We also don’t know if we’ll have enough. The US National Strategic Stock says they have 36,000 doses and ordered 36,000 more. The company that makes the vaccine also has a lot of recent orders from other countries, for obvious reasons, and they plan to ship small batches to the different countries so that everyone can start vaccinating quickly.

That’s not enough vaccine to start vaccinating everyone, so the current strategy is “ring vaccination,” in which the vaccine is offered to people who were close contacts of someone known to have monkeypox. (The monkeypox vaccine can also be given to the person with monkeypox, as it can reduce the severity of the disease if caught early enough.) But contact tracing isn’t perfect and, in many recent cases, people had no names or contact details. for all their loved ones. Another possible strategy would be to offer the vaccine to all members of high-risk groups, which currently include men who have sex with men. So far, this strategy has only been tested in Canada.

People already misunderstand how it’s transmitted

Many of the recent cases involve men who have sex with men. This has led some people to assume that it is transmitted sexually, like HIV or other STIs; I’ve seen posts on social media before from people who misunderstand this and say you can only get monkeypox by having sex with someone who has it.

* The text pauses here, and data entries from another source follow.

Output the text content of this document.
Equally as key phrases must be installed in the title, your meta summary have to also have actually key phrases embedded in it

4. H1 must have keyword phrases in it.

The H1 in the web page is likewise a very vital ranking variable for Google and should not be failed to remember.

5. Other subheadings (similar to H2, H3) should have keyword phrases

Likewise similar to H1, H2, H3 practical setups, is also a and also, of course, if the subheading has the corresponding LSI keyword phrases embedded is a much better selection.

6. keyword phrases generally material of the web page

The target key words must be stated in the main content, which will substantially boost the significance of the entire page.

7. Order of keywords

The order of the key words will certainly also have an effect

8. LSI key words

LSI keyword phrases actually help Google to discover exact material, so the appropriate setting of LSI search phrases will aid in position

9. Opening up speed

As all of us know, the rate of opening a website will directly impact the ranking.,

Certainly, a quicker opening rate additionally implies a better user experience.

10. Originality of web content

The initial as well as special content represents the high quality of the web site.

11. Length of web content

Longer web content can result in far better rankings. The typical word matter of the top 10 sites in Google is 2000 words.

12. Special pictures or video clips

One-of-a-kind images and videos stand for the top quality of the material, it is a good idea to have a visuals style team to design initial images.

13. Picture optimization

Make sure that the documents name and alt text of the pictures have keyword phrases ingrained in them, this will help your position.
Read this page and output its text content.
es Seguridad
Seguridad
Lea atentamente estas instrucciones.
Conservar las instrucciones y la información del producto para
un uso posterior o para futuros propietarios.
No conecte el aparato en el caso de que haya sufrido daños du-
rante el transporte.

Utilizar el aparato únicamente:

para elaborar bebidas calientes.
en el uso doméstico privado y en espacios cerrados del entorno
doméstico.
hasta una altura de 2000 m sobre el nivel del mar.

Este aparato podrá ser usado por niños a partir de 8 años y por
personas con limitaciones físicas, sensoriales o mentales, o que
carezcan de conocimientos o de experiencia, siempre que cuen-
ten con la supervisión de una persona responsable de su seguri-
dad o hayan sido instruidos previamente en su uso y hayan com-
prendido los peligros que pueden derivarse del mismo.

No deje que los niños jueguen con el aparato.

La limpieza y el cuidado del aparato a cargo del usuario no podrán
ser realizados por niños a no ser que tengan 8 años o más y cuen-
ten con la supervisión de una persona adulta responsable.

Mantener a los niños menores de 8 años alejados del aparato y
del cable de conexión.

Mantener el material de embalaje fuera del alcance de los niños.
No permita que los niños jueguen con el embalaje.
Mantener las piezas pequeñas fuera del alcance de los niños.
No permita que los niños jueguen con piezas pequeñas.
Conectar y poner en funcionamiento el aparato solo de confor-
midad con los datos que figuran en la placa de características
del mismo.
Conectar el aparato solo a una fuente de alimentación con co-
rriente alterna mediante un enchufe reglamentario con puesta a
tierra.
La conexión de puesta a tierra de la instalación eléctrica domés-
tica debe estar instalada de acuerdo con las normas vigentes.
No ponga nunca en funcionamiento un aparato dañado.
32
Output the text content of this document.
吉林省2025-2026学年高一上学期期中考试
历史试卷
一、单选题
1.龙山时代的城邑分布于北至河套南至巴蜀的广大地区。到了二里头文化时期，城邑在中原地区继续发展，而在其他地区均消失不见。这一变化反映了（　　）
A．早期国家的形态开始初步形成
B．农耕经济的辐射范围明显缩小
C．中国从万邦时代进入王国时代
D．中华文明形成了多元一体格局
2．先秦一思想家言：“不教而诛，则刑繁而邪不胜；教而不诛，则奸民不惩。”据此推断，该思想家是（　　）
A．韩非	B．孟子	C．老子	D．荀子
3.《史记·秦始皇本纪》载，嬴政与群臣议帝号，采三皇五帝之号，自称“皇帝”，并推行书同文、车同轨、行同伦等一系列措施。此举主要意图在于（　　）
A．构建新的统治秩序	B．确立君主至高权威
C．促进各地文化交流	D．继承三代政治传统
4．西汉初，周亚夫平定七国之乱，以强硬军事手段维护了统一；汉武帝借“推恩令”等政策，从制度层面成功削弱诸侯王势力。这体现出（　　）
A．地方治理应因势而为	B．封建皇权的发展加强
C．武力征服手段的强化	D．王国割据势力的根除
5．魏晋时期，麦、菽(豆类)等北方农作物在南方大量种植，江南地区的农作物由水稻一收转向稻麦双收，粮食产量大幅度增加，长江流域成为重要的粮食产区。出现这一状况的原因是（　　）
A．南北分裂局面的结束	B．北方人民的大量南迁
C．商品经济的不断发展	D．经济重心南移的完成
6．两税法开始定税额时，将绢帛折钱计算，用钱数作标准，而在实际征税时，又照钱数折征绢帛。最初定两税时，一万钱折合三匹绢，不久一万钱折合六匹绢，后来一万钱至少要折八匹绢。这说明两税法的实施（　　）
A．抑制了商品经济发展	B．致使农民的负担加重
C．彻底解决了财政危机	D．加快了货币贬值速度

Knowing that a virus is sexually transmitted is helpful in knowing if sexual transmission is the primary way the virus spreads, as with HIV. But we do know that monkeypox can be spread through close contact of any kind, including contact with an infected person’s lesions or their respiratory droplets (like a cough or sneeze) and possibly even with aerosols.

And on that note: TThe CDC briefly issued a recommendation that travelers wear masks to avoid catching monkeypox, then withdrew this recommendation saying it “caused confusion”. Can monkeypox be airborne? Maybe! But if you’re worried about catching a virus while traveling, you should still wear a mask. We already know that masks (especially tight-fitting N95-style masks) are effective in protecting us from COVID, and COVID cases are on the rise again, not that they’ve ever gone away. So, yes, wear a mask. But also be on the lookout for monkeypox symptoms and don’t be afraid to seek testing or vaccination if you think you have monkeypox or have been exposed.